With new politicians in office, budget woes on the horizon in many states and a shift in party control, online gambling is back at the forefront of many political discussions.
Let’s take a look at developments around the country both in states which have online gambling and states which are drawing increasingly closer to possibly regulating online gaming in the future.
A new state to keep an eye on in 2017 is Massachusetts.
State Senator Bruce Tarr introduced a brief bill to legalize and regulate online gambling within the state. State Senator Jennifer Flanagan reintroduced her legislation to expand the state’s lottery to online sales.
Last year, the state passed a bill to expressly allow daily fantasy sports (DFS) in the state. So far, 2017 seems on pace to expand online gaming offerings even further.
Moreover, it was a record month for New Jersey with $18.4 million in revenue. The previous record was $17.4 million in June of 2016.
On the brick and mortar front, properties in Atlantic City continued to struggle. Carl Icahn caused headlines with rumors swirling about the future of the Taj Mahal Casino.
Glenn Straub, owner of Revel nee TEN Hotel, also complained about city bureaucracy delaying his desired opening date of Feb. 20.
Online poker continues to hold steady in Nevada, but the big poker news of the week was the release of information about the biggest live tournament series of the year.
The World Series of Poker revealed dates and information about the marquee events of the summer. The big tournaments like Colossus, Millionaire Maker, the Seniors Event and, of course, the Main Event are scheduled for every weekend throughout the summer.
The complete WSOP schedule should be out next month.
Like Massachusetts, New York begins the year with whispers of online gaming progress. No official bills have been introduced, but Gaming Compliance reports ($) that a bill should be introduced in the state assembly shortly.

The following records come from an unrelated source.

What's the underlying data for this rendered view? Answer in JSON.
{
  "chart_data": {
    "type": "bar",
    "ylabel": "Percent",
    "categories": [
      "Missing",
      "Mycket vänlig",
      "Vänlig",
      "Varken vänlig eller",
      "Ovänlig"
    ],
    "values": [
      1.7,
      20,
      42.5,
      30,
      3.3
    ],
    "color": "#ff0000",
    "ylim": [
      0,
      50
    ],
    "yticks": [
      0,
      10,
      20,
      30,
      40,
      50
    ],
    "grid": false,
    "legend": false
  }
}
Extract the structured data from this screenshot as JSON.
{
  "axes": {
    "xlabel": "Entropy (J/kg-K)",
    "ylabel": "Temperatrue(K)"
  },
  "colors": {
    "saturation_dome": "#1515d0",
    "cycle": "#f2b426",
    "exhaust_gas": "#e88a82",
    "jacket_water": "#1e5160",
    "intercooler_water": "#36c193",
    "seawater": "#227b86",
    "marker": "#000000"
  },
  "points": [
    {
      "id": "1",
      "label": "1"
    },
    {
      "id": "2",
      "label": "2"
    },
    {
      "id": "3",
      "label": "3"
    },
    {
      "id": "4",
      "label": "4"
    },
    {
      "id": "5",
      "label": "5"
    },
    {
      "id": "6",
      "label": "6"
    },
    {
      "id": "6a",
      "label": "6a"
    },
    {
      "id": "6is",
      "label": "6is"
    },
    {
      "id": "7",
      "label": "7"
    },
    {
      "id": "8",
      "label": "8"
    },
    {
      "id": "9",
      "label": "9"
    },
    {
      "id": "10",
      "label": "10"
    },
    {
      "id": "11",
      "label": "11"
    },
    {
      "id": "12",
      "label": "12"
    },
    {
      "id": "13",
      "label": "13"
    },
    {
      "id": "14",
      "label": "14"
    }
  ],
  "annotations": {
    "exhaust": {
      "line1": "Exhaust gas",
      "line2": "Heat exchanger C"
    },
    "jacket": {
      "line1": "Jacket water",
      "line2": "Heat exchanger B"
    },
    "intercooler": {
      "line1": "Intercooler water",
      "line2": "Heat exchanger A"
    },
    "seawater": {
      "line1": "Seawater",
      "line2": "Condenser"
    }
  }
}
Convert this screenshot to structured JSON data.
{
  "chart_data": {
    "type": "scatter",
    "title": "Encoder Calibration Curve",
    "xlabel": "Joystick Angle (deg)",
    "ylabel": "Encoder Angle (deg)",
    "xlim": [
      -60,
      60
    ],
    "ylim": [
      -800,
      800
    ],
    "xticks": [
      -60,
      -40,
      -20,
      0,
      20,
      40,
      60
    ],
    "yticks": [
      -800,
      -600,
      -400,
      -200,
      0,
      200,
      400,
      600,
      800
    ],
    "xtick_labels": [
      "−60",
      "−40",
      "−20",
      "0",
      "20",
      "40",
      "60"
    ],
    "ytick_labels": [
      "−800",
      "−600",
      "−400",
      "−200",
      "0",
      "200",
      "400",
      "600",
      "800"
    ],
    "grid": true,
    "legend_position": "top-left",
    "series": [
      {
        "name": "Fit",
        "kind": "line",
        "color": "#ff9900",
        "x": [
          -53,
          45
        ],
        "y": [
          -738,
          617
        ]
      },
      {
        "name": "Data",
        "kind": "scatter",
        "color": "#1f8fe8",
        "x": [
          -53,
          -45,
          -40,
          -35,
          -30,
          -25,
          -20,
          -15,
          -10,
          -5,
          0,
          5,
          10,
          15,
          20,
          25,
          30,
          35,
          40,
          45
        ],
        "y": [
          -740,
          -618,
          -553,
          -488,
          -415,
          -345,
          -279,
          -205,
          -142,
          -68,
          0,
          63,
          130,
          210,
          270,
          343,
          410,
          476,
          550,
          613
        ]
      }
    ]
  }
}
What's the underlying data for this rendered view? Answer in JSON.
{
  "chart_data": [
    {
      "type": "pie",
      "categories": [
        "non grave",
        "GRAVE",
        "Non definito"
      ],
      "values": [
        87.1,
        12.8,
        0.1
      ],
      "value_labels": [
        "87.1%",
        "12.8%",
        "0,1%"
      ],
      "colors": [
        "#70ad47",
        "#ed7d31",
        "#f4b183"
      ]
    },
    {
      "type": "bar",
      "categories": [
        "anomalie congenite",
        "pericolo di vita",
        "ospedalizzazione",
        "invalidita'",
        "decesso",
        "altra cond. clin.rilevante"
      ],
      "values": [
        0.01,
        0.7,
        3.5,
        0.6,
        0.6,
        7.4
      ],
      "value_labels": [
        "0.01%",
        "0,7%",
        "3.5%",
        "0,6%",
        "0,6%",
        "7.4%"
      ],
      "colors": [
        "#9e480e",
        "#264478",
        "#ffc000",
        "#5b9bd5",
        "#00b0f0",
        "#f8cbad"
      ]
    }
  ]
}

The new year began much like the last year ended in the Pennsylvania Senate. Sen. Jay Costa re-introduced his online gaming framework, but it could take months for the bill to pass through both the House and Senate.
It failed to do so in 2016.
Meanwhile, computers and poker players are clashing in a different way in Pittsburgh. A quartet of poker pros is currently logging hands against Carnegie Mellon’s newest version of poker artificial intelligence, Liberatus.
The last time humans took on a bot from Carnegie Mellon, they technically won, but the match was declared a statistical draw. This time around, the new AI features less exploitable bluffing ranges and addresses other observations the pros offered from their first battle of the bot.